The question is how to best to manage a process servicing lots of
requests (and different types of requests) where its hard to predict the
memory usage of the requests. Is there anything better than "add more
swap and cross your fingers"? Are there any good architectural patterns
to follow? We are using things like thread pools to limit levels of
concurrency, but we almost want to dynamically adapt based on current
memory usage - *if* we could work out the memory usage of a request.
For example, pause a thread that seems to be using up lots of memory,
let some of the smaller requests finish, don't start any new requests,
then let the big one through and start allowing smaller requests back in.
At present I don't know how to predict memory usage given inputs. So
maybe the question is: is there a way to (efficiently) measure memory
usage of a request. More precisely, while a thread is running, can
another thread peek in a look and work out over time the memory usage of
another thread processing a request - then a scheduling / controlling
thread has information it needs to co-ordinate things. Or similar -
just tossing up an example of what I mean.
Thanks!
Alan
> At present I don't know how to predict memory usage given inputs. So
> maybe the question is: is there a way to (efficiently) measure memory
> usage of a request. More precisely, while a thread is running, can
> another thread peek in a look and work out over time the memory usage of
> another thread processing a request - then a scheduling / controlling
> thread has information it needs to co-ordinate things. Or similar -
> just tossing up an example of what I mean.

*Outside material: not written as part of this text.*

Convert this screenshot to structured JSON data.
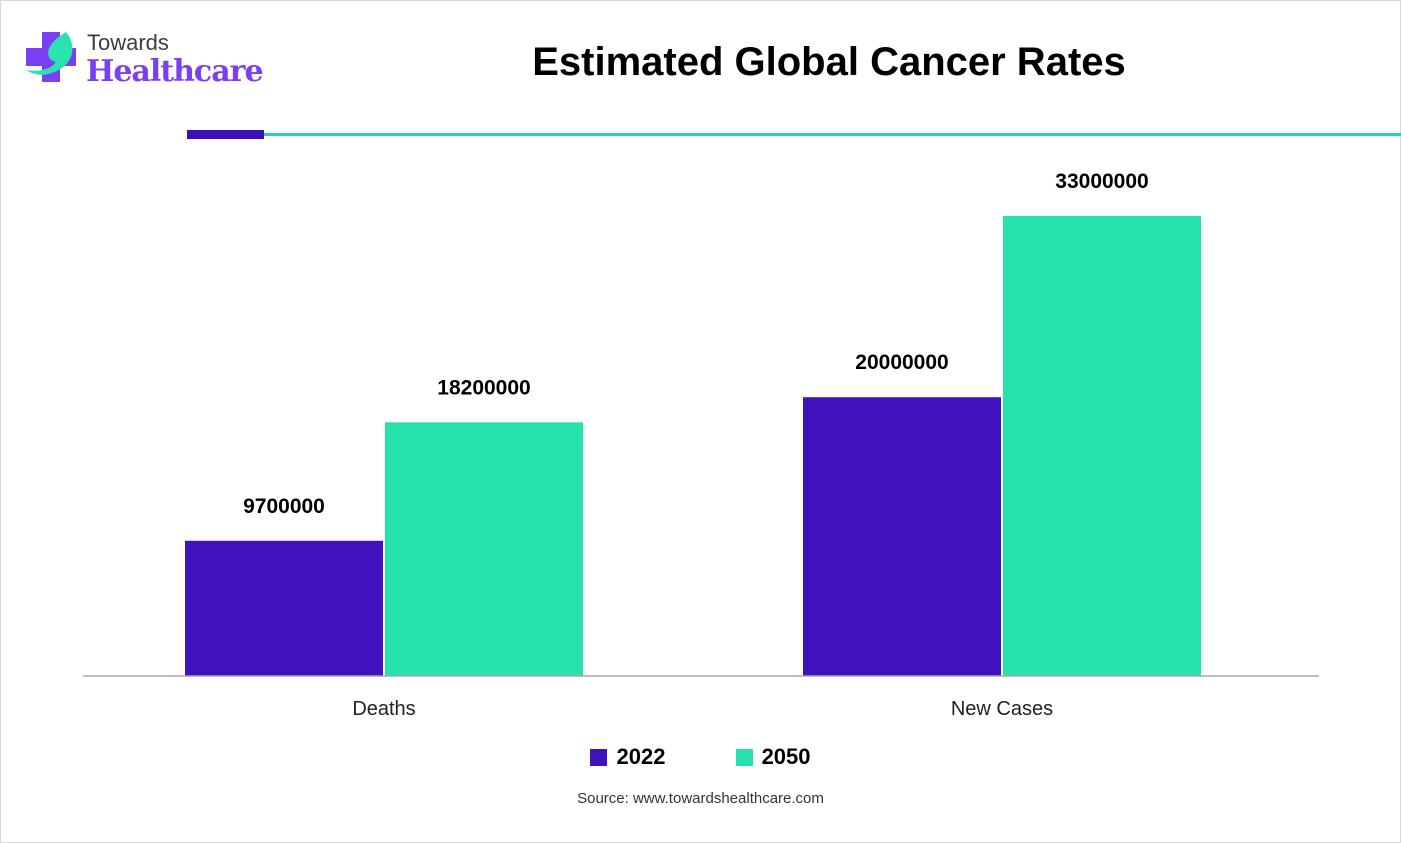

In another response, I had given an example of managing jobs that have a
potential to bring down enclosing JVM's using an RMI broker process that starts
and stops these worker JVM's and gives them jobs. Obviously, if applied to
your problem, it would give you some ability to control allowed heap size for
each spawned worker JVM. The state of a particular JVM can be monitored
asynchronously using Runtime API to poll maximum and allocated memory numbers.

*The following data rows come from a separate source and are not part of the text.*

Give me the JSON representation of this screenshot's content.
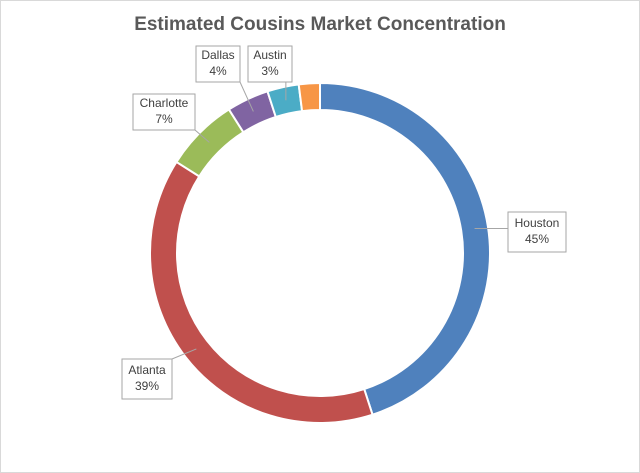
{
  "chart_data": {
    "type": "donut",
    "title": "Estimated Cousins Market Concentration",
    "categories": [
      "Houston",
      "Atlanta",
      "Charlotte",
      "Dallas",
      "Austin",
      null
    ],
    "values": [
      45,
      39,
      7,
      4,
      3,
      2
    ],
    "value_labels": [
      "45%",
      "39%",
      "7%",
      "4%",
      "3%",
      null
    ],
    "colors": [
      "#4f81bd",
      "#c0504d",
      "#9bbb59",
      "#8064a2",
      "#4bacc6",
      "#f79646"
    ]
  }
}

I'm not sure what you would do if you found out you were approaching the limit
of memory allocation, but you could conceivably run such a monitor thread.

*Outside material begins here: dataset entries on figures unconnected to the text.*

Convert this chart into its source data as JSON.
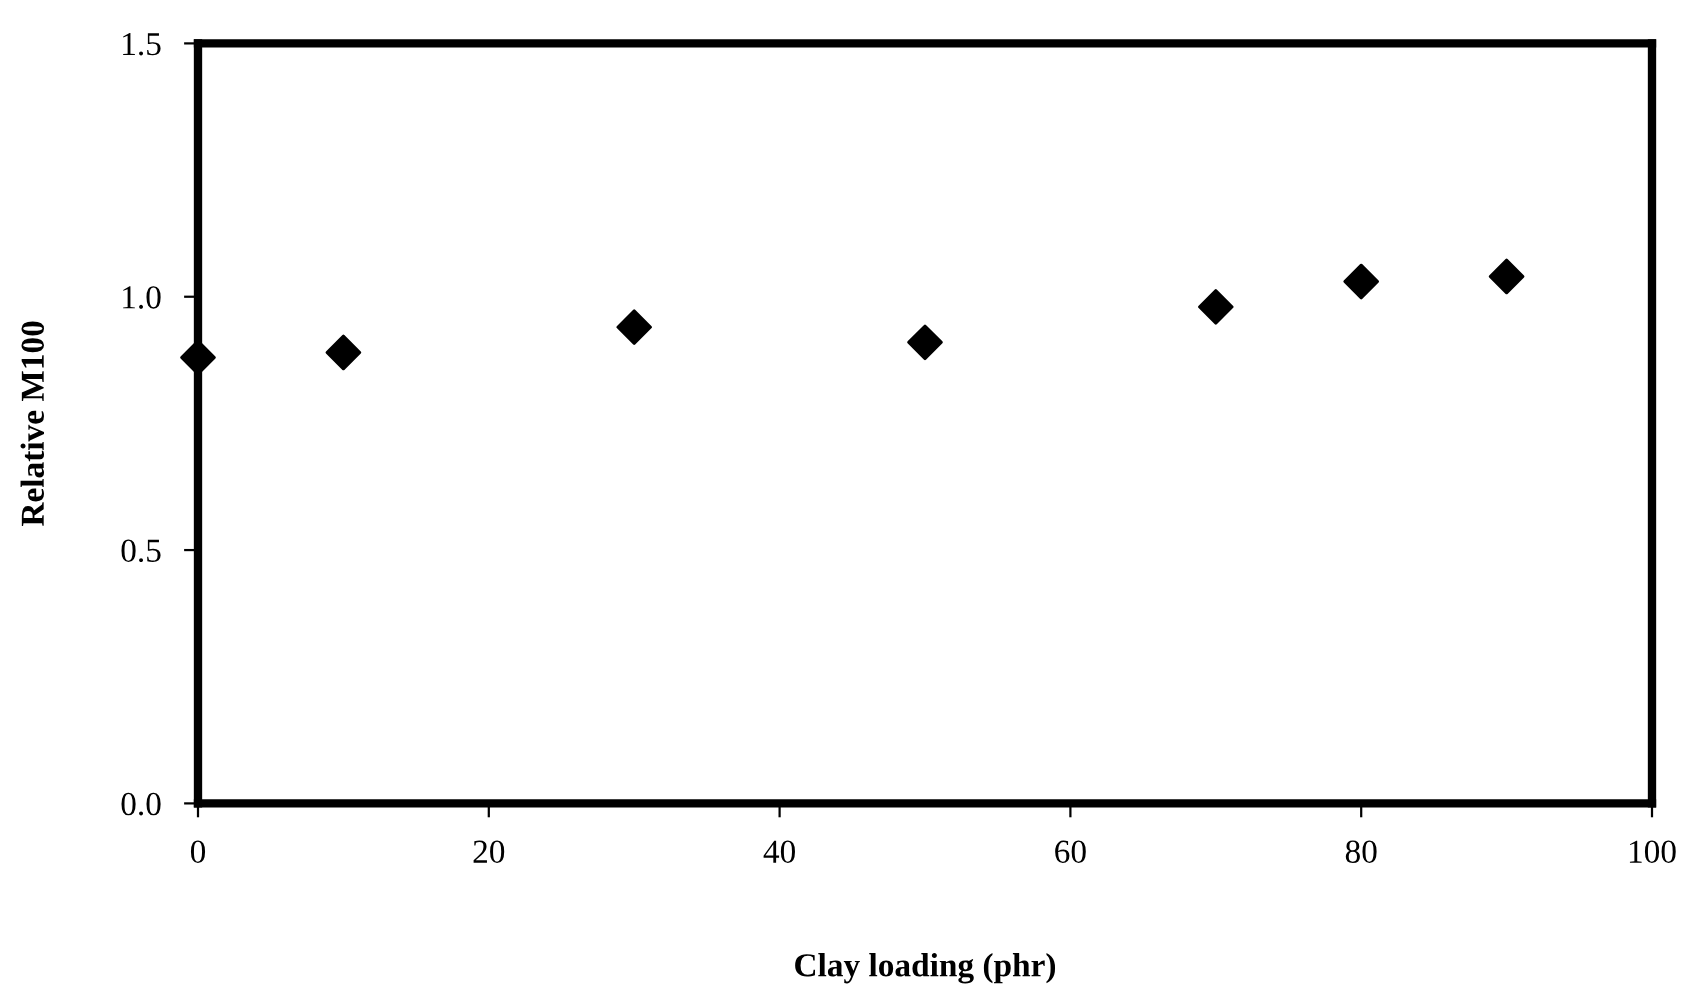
{
  "chart_data": {
    "type": "scatter",
    "xlabel": "Clay loading (phr)",
    "ylabel": "Relative M100",
    "x": [
      0,
      10,
      30,
      50,
      70,
      80,
      90
    ],
    "series": [
      {
        "color": "#000000",
        "values": [
          0.88,
          0.89,
          0.94,
          0.91,
          0.98,
          1.03,
          1.04
        ]
      }
    ],
    "marker": "diamond",
    "xlim": [
      0,
      100
    ],
    "xticks": [
      0,
      20,
      40,
      60,
      80,
      100
    ],
    "ylim": [
      0.0,
      1.5
    ],
    "yticks": [
      {
        "value": 0.0,
        "label": "0.0"
      },
      {
        "value": 0.5,
        "label": "0.5"
      },
      {
        "value": 1.0,
        "label": "1.0"
      },
      {
        "value": 1.5,
        "label": "1.5"
      }
    ],
    "grid": false,
    "legend": false
  }
}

Should you run out of memory, just have the broker spawn a new worker JVM with
more maximum memory allowed.
You could also attempt to make use of some predictive logic for the size of
needed memory, given the size of your XML data set. As you said, it's not a
linear correlation, but you could still try to come up with rough estimates,
provided you've taken care of OutOfMemoryError situations as described above.
So it would largely be a performance strategy.
/lift/ committer (www.liftweb.net)
> --
> _____________________________________
> / \
If I'm not mistaken, Alan doesn't have that option, since he can never be sure
if trying to load the job into a 3rd party library he's using will result in
OutOfMemoryError, which likely would put his or other libraries in a bad state.